Recipe by Sharlene~W
I have used this tried and true recipe for many years. It is from an old Betty Crocker Cookbook. A few reviewers have mentioned the onions don't cook enough. Please note that the instructions say "minced onions". It is a very small cut. If you don't intend to cut the onions that small, please do sauté them first. I have great results every time I have made this quiche using a ready from the freezer 9-inch pie crust.
Top Review by Rose Iyer
This came out beautiful! I used diced ham instead of bacon and half and half instead of whipping cream.
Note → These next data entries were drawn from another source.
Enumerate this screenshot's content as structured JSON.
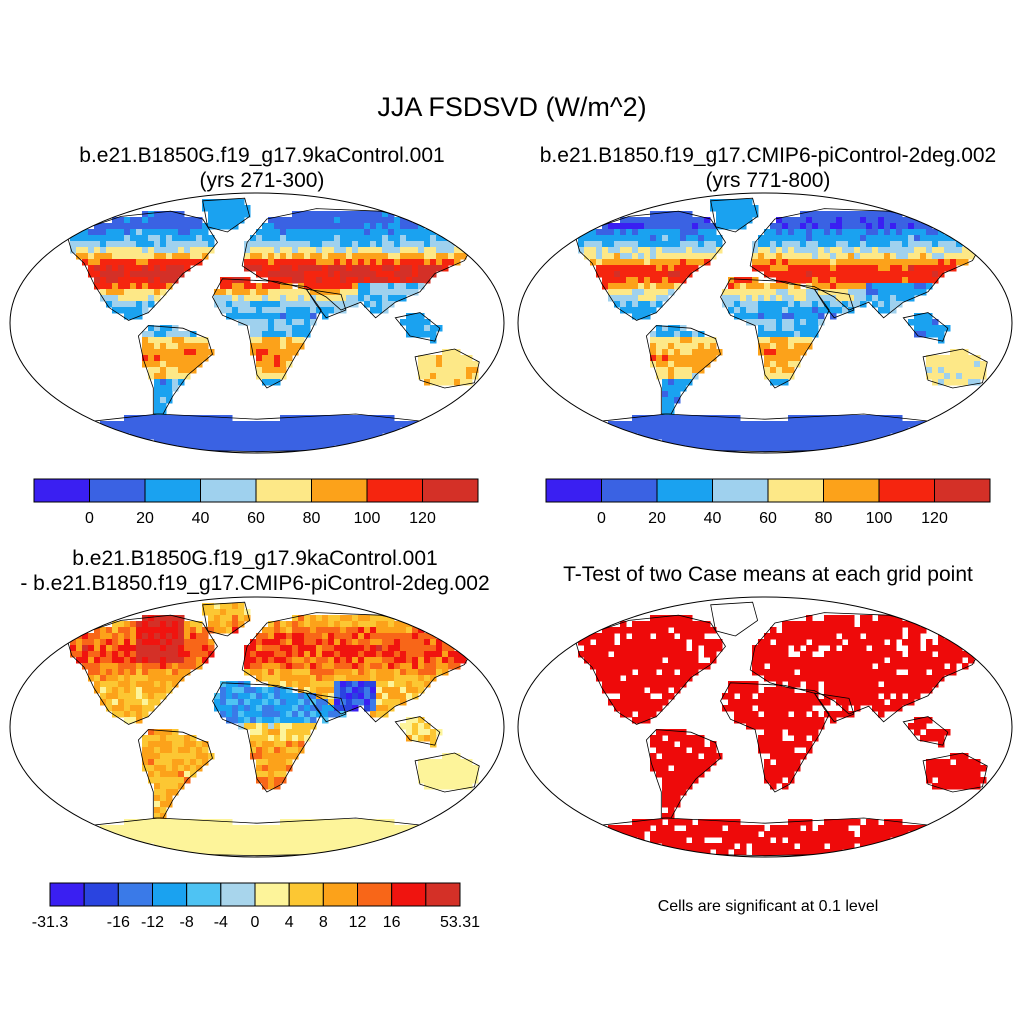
{
  "figure": {
    "title": "JJA FSDSVD (W/m^2)",
    "significance_note": "Cells are significant at 0.1 level"
  },
  "panels": [
    {
      "id": "case1",
      "title_line1": "b.e21.B1850G.f19_g17.9kaControl.001",
      "title_line2": "(yrs 271-300)"
    },
    {
      "id": "case2",
      "title_line1": "b.e21.B1850.f19_g17.CMIP6-piControl-2deg.002",
      "title_line2": "(yrs 771-800)"
    },
    {
      "id": "difference",
      "title_line1": "b.e21.B1850G.f19_g17.9kaControl.001",
      "title_line2": "- b.e21.B1850.f19_g17.CMIP6-piControl-2deg.002"
    },
    {
      "id": "ttest",
      "title_line1": "T-Test of two Case means at each grid point"
    }
  ],
  "colorbars": {
    "absolute": {
      "colors": [
        "#3a1ff2",
        "#3a62e3",
        "#1aa2f0",
        "#9fd1ee",
        "#fde887",
        "#fca21a",
        "#f5250f",
        "#d43027"
      ],
      "tick_labels": [
        "0",
        "20",
        "40",
        "60",
        "80",
        "100",
        "120"
      ]
    },
    "difference": {
      "colors": [
        "#3a1ff2",
        "#2a44e0",
        "#3a7ae8",
        "#1aa2f0",
        "#4ec3f3",
        "#a8d5ec",
        "#fdf49a",
        "#fcc733",
        "#fca21a",
        "#f86618",
        "#f0140f",
        "#d43027"
      ],
      "tick_labels": [
        "-31.3",
        "-16",
        "-12",
        "-8",
        "-4",
        "0",
        "4",
        "8",
        "12",
        "16",
        "53.31"
      ]
    },
    "significance_color": "#ee0a0a"
  }
}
The best quiche recipe I've come across. Bakes up nicely and has a great texture. Oh, I did add a little crushed garlic also. Thanks for sharing!
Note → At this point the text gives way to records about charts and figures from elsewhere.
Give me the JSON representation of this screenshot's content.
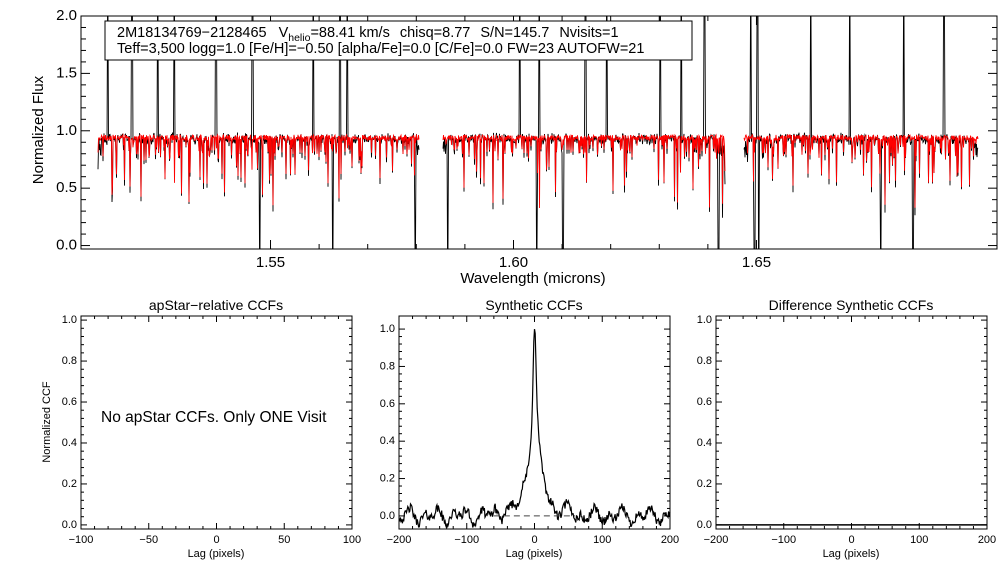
{
  "chart_data": [
    {
      "type": "line",
      "id": "spectrum",
      "xlabel": "Wavelength (microns)",
      "ylabel": "Normalized Flux",
      "xlim": [
        1.511,
        1.6995
      ],
      "ylim": [
        -0.03,
        2.0
      ],
      "x_ticks": [
        1.55,
        1.6,
        1.65
      ],
      "x_tick_labels": [
        "1.55",
        "1.60",
        "1.65"
      ],
      "y_ticks": [
        0.0,
        0.5,
        1.0,
        1.5,
        2.0
      ],
      "y_tick_labels": [
        "0.0",
        "0.5",
        "1.0",
        "1.5",
        "2.0"
      ],
      "chip_ranges": [
        [
          1.5145,
          1.5805
        ],
        [
          1.5855,
          1.6435
        ],
        [
          1.6475,
          1.6955
        ]
      ],
      "legend": {
        "star_id": "2M18134769−2128465",
        "vhelio_prefix": "V",
        "vhelio_sub": "helio",
        "vhelio_value": "=88.41 km/s",
        "chisq": "chisq=8.77",
        "snr": "S/N=145.7",
        "nvisits": "Nvisits=1",
        "params": "Teff=3,500 logg=1.0 [Fe/H]=−0.50 [alpha/Fe]=0.0 [C/Fe]=0.0 FW=23 AUTOFW=21"
      },
      "series": [
        {
          "name": "observed spectrum",
          "color": "#000000",
          "continuum": 0.93
        },
        {
          "name": "best-fit synthetic",
          "color": "#ff0000",
          "continuum": 0.94
        }
      ],
      "emission_spikes": [
        1.5165,
        1.5215,
        1.5268,
        1.5302,
        1.5388,
        1.5463,
        1.5588,
        1.5643,
        1.5658,
        1.6013,
        1.6053,
        1.6148,
        1.6192,
        1.6302,
        1.6345,
        1.6393,
        1.6442,
        1.6488,
        1.6502,
        1.6612,
        1.6692,
        1.6803,
        1.6886
      ],
      "absorption_drops": [
        1.5478,
        1.5628,
        1.5798,
        1.5865,
        1.6048,
        1.6102,
        1.6422,
        1.6496,
        1.6505,
        1.6756,
        1.6822
      ]
    },
    {
      "type": "line",
      "id": "apstar-ccf",
      "title": "apStar−relative CCFs",
      "xlabel": "Lag (pixels)",
      "ylabel": "Normalized CCF",
      "xlim": [
        -100,
        100
      ],
      "ylim": [
        -0.02,
        1.02
      ],
      "x_ticks": [
        -100,
        -50,
        0,
        50,
        100
      ],
      "x_tick_labels": [
        "−100",
        "−50",
        "0",
        "50",
        "100"
      ],
      "y_ticks": [
        0.0,
        0.2,
        0.4,
        0.6,
        0.8,
        1.0
      ],
      "y_tick_labels": [
        "0.0",
        "0.2",
        "0.4",
        "0.6",
        "0.8",
        "1.0"
      ],
      "note": "No apStar CCFs.  Only ONE Visit",
      "series": []
    },
    {
      "type": "line",
      "id": "synthetic-ccf",
      "title": "Synthetic CCFs",
      "xlabel": "Lag (pixels)",
      "xlim": [
        -200,
        200
      ],
      "ylim": [
        -0.07,
        1.07
      ],
      "x_ticks": [
        -200,
        -100,
        0,
        100,
        200
      ],
      "x_tick_labels": [
        "−200",
        "−100",
        "0",
        "100",
        "200"
      ],
      "y_ticks": [
        0.0,
        0.2,
        0.4,
        0.6,
        0.8,
        1.0
      ],
      "y_tick_labels": [
        "0.0",
        "0.2",
        "0.4",
        "0.6",
        "0.8",
        "1.0"
      ],
      "series": [
        {
          "name": "synthetic CCF",
          "color": "#000000",
          "peak_lag": 0,
          "peak_value": 1.0
        },
        {
          "name": "zero level",
          "color": "#444444",
          "style": "dashed",
          "x": [
            -60,
            60
          ],
          "y": [
            0.0,
            0.0
          ]
        }
      ]
    },
    {
      "type": "line",
      "id": "difference-ccf",
      "title": "Difference Synthetic CCFs",
      "xlabel": "Lag (pixels)",
      "xlim": [
        -200,
        200
      ],
      "ylim": [
        -0.02,
        1.02
      ],
      "x_ticks": [
        -200,
        -100,
        0,
        100,
        200
      ],
      "x_tick_labels": [
        "−200",
        "−100",
        "0",
        "100",
        "200"
      ],
      "y_ticks": [
        0.0,
        0.2,
        0.4,
        0.6,
        0.8,
        1.0
      ],
      "y_tick_labels": [
        "0.0",
        "0.2",
        "0.4",
        "0.6",
        "0.8",
        "1.0"
      ],
      "series": [
        {
          "name": "difference CCF",
          "color": "#000000",
          "x": [
            -200,
            200
          ],
          "y": [
            0.0,
            0.0
          ]
        }
      ]
    }
  ]
}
- 9 inch pastry dough (I use frozen)
- 12 slice bacon, crisply fried and crumbled
- 236.59 ml shredded swiss cheese
- 78.07 ml minced onion
- 4 eggs
- 473.18 ml whipping cream
- 3.69 ml salt
- 1.23 ml sugar
- 0.59 ml cayenne pepper
Directions See How It's Made
- Heat oven to 450°F.
- Sprinkle bacon, cheese and onion in pastry-lined pie pan.
- Whisk eggs slightly, Beat in remaining ingredients.
- Pour mixture into pie pan.
- Bake for 15 minutes at 450°F.
- Reduce oven temperature to 300°F.
- Bake an additional 30 minutes.
- Quiche is done when knife inserted 1 inch from edge comes out clean.
- Important--let stand 10 minutes before cutting.